Be detailed in your dos and don’ts. If it’s OK for students to use these tools for some things (generating ideas or creating outlines) but not for others (writing drafts or preparing bibliographies), say so directly on the syllabus. Make sure it explicitly describes, with examples, which types of coursework fall into which category.
For instance, for assignments in which you allow use of an AI tool, you might indicate on the syllabus something like: “If you use these platforms in [assignment title], please add a note that describes where in your process you used AI and which platform(s) you used.”
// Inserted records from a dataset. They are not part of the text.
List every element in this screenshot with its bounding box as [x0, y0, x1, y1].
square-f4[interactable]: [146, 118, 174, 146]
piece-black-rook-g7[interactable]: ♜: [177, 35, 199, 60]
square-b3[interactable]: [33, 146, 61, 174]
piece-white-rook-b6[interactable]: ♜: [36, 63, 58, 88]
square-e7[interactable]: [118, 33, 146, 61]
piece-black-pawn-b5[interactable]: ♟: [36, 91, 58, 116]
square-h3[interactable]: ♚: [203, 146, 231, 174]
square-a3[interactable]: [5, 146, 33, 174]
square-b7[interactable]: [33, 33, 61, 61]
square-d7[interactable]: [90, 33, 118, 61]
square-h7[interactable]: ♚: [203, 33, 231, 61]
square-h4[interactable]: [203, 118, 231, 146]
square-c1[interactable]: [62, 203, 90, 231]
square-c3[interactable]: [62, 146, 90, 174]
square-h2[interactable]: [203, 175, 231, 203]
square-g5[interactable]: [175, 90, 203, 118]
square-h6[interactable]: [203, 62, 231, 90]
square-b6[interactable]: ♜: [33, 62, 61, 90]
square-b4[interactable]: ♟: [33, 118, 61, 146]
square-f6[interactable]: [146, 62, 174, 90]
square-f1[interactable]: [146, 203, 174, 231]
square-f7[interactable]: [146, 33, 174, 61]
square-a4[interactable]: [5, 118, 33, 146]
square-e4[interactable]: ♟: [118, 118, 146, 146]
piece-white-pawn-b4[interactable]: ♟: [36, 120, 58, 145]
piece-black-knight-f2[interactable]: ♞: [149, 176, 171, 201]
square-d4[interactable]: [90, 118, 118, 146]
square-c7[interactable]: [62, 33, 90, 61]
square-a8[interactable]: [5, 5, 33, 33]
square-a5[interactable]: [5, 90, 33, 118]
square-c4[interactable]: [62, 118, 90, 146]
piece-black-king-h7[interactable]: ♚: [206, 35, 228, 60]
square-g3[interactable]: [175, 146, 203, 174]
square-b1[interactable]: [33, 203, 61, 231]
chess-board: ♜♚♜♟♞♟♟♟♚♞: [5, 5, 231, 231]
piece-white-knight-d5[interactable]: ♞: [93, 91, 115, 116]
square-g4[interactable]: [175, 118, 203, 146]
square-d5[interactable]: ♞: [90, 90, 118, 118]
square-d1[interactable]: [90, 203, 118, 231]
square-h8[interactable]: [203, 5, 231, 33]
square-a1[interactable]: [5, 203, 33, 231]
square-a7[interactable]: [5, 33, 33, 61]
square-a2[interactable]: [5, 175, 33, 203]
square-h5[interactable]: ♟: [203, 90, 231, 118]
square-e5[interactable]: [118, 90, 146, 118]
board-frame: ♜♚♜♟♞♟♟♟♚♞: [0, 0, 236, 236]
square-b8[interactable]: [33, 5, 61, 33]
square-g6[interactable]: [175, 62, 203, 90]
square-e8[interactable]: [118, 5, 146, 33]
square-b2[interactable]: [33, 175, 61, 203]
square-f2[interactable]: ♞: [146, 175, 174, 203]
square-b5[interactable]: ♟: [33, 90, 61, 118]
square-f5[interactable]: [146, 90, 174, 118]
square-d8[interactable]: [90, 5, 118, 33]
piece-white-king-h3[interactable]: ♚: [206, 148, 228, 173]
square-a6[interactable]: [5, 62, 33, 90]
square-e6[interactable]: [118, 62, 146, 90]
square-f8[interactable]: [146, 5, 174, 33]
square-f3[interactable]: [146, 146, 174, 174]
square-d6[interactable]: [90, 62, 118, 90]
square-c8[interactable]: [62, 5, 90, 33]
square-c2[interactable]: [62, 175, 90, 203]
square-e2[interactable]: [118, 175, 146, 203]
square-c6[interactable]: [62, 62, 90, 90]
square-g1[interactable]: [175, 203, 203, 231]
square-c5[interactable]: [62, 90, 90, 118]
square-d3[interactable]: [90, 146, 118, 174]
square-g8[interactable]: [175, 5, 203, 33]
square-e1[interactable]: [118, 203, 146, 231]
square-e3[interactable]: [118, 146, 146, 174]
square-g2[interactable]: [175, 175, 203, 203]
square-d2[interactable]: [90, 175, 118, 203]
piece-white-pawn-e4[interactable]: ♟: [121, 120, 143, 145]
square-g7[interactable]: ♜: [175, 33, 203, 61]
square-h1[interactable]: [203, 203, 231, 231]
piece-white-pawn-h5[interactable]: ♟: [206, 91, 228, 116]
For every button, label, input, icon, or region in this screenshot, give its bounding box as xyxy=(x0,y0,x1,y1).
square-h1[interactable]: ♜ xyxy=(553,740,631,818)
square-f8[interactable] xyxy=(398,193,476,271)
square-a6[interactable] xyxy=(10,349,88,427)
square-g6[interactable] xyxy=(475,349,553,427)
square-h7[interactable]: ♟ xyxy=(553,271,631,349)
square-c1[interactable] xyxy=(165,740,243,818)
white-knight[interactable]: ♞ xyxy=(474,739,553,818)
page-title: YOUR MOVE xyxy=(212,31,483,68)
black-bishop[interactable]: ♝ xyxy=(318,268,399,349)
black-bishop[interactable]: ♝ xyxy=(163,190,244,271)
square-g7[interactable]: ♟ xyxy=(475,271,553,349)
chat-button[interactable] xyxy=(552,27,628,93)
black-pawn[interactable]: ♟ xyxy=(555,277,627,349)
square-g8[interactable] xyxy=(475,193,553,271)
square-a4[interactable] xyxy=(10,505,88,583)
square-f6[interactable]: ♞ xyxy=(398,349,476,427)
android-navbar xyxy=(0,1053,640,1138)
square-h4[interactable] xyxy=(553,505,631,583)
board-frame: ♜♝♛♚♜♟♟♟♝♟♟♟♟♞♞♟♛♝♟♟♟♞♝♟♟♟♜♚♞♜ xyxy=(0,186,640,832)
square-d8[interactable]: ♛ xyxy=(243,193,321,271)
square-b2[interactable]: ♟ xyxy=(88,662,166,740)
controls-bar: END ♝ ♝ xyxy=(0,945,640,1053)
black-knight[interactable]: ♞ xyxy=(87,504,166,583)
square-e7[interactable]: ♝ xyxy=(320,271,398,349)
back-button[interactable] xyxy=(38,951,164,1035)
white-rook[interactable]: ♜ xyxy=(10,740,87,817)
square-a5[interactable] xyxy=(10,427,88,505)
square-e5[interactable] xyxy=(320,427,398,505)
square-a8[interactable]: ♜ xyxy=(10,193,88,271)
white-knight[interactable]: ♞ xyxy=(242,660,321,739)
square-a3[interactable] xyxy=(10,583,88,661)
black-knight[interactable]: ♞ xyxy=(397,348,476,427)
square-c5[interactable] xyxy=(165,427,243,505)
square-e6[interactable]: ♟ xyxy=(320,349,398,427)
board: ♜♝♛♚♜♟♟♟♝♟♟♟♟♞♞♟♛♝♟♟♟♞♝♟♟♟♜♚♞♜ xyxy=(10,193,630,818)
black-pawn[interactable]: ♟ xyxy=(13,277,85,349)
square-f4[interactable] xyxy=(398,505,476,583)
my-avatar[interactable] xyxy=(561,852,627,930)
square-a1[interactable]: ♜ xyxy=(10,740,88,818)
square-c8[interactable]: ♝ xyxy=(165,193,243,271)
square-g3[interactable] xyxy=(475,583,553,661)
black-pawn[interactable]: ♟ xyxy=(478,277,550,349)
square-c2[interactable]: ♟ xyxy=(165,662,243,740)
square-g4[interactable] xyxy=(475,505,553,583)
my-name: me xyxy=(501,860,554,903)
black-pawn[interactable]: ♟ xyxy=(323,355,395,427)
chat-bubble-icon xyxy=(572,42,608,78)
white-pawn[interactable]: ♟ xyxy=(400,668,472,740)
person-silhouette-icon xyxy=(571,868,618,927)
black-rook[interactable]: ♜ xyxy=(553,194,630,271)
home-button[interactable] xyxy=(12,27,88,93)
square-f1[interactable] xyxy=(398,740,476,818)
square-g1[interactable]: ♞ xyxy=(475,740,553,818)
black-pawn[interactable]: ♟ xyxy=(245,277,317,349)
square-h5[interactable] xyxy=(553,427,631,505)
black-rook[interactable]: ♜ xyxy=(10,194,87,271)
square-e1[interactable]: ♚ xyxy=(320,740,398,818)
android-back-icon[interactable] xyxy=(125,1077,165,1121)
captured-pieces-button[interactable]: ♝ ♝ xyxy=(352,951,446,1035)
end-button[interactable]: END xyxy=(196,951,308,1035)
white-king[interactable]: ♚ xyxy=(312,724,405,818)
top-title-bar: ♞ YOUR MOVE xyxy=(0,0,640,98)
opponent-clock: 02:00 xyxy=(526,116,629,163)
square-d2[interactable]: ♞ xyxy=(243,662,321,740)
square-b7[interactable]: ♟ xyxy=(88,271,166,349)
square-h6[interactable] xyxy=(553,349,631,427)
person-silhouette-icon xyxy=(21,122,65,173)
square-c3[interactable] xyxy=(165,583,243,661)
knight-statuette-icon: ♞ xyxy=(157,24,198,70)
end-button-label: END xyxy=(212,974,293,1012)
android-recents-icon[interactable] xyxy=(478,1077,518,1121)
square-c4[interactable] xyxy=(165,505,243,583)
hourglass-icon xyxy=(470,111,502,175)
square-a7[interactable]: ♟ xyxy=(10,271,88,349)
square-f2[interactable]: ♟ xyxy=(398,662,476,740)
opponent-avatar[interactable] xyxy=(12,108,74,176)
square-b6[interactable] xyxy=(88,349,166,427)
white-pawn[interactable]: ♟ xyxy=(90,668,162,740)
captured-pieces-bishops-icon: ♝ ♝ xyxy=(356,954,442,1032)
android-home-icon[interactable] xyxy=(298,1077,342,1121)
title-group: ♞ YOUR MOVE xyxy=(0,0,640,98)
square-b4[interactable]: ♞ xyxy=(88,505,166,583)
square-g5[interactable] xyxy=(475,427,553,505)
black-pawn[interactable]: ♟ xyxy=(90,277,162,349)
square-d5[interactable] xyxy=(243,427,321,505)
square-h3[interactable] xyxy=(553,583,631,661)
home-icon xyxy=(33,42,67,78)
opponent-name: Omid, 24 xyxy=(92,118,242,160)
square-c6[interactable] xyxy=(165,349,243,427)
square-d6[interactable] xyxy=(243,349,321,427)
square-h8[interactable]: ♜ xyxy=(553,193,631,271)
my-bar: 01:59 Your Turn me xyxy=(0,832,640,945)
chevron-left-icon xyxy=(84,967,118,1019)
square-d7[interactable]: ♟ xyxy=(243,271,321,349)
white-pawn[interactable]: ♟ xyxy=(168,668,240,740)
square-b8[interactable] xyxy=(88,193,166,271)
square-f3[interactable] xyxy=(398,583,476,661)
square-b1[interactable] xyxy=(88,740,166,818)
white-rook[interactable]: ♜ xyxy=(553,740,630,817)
Do your assignments, projects, and tests need a makeover? Do the topics, tasks, and criteria lend themselves to easy completion via ChatGPT? To put it bluntly: If an AI tool can earn an A on a particular assignment, that’s likely a problem with the assignment, not the AI tool. Whether you decide to allow or prohibit the use of these tools in a course, Derek Bruff, an educator and writer, offers a useful set of questions for what he calls “assignment makeovers in the AI age”:
- Why does this assignment make sense for this course?
- What are specific learning objectives for this assignment?
- How might students use AI tools while working on this assignment?
- How might AI undercut the goals of this assignment? How could you mitigate this?
- How might AI enhance the assignment? Where would students need help figuring that out?
- Focus on the process. How could you make the assignment more meaningful for students or support them more in the work?
Workshop your syllabus language with colleagues. A collective approach can help ensure students aren’t encountering wildly conflicting policy approaches in their courses. If you work with peers and colleagues from outside your campus, you will discover that not only are you not the only one struggling to figure this “AI thing” out, but that many teachers and scholars have already been putting a lot of thought and care into the ways in which they communicate with students about AI tools, coursework, and academic integrity.
You can find some guidance in this crowdsourced document where academics are sharing syllabus language: “Classroom Policies for AI Generative Tools,” curated by Lance Eaton, a doctoral student in higher education at the University of Massachusetts at Boston. It’s one of the most helpful and comprehensive such documents I’ve come across as of this writing. (Feel free to add your own syllabus language if it adds to the variety of examples available there.)
This is not the end of us. Finally, it’s worth repeating that, despite many loud proclamations to the contrary, ChatGPT and AI tools are not the end of higher education. Yes, the scale and ease with which they do their work is new, but the underlying strategies to deal constructively with this issue are the same ones that underlay effective syllabi in general:
- Use student-centered language on your AI policy (as opposed to an impersonal, punitive tone).
- Be as transparent and precise as possible.
- Provide tangible examples.
- And use the syllabus as a launching pad for the important conversations you want to have throughout the course.